Thanks for reading and helping me develop family and friends. Tonight I attended the small group at Central Assembly entitled the Truth Project. The episode covered philosophy and ethics. I came away with the differentiation between formal and personal worldviews. The lecturer asserted that people do not fit “big paradigms” like Marxism, Postmodernism, or Determinism de facto; but construct a personal worldview (sub)consciously like a patchwork quilt. Many throw around big words that carry many unrecognized assumptions that they might not actually maintain were they to take ideas to their ends. An illustration of the term “Sunday-school answer” might convey what I attempt to communicate. I jotted down that people generally give these: 1) to avoid confrontation; 2) to convey the “right” answer; 3) because they genuinely believe the answers; 4) to avoid silence; 5) to avoid looking dumb, etc. etc.
What is worldview? I will use it simply as the internalized beliefs that affect and possibly determine thought, perception, and deed. They can be changed as assumptions are brought to consciousness for analysis, and after molding, “re-subconscioused.” What does Paul entail when he commands the Romans not to conform themselves to the world but to renew their minds? “Mind” in Romans 12.2 probably carries the nuance of reasoning so as to determine what is worldly and avoid conformity to it, and to test what is godly. Paul echoes the wisdom tradition: fear of God initiates and sustains wisdom. Determining God’s will of righteousness, justice, and equity develops through this “mind-renewal.”
In developing my worldview, then, I am exposing myself to the sources of my tradition: Bible, church history, theology, and reasoning. While each of those terms could be unpacked into dissertations, I intend them in simple ways. By Bible, I intend the Protestant canon; by church history, I intend to include happenings after the resurrection until now; by theology, I intend discourse initiated from Bible as defined and discourse about such discourses; by reasoning, I intend what we can derive by the methods of the sciences and the humanities.

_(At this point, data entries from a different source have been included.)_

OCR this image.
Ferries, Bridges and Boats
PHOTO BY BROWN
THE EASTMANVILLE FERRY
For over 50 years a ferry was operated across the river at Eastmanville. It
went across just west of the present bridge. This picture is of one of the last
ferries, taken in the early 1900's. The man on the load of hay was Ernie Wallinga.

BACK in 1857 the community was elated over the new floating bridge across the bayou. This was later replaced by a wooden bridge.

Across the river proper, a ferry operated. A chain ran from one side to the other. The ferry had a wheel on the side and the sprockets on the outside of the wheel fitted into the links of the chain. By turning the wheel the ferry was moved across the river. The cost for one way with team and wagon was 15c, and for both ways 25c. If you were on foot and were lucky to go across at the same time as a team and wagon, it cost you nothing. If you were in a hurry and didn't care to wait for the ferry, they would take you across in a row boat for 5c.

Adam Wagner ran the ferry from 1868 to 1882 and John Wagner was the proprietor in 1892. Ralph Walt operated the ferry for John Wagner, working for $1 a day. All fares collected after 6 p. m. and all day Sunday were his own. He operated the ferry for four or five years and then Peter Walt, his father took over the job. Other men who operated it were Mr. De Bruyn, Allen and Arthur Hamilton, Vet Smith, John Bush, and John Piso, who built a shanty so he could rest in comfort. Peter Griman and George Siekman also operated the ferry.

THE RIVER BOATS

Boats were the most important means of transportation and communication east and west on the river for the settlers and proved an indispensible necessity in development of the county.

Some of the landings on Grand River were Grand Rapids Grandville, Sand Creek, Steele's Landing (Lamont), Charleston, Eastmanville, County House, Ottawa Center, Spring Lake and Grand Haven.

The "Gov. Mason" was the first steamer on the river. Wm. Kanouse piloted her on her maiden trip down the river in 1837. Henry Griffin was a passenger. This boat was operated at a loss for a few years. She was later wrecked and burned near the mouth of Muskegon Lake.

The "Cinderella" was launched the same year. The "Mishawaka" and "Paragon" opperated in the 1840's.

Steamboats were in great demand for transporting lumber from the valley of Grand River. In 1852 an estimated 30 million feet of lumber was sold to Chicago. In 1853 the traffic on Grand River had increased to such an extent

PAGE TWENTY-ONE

With this positive approach, I also plan to compare and contrast my developing worldview with overtly and covertly different ways of thinking. Overtly different ways of thinking than my worldview might include atheism or Confucian social order; covert examples might be Cartesian method or capitalism. I have found that interaction with views different than mine gives me perspective, helps me understand others better, and enriches, bolsters, or challenges my own views.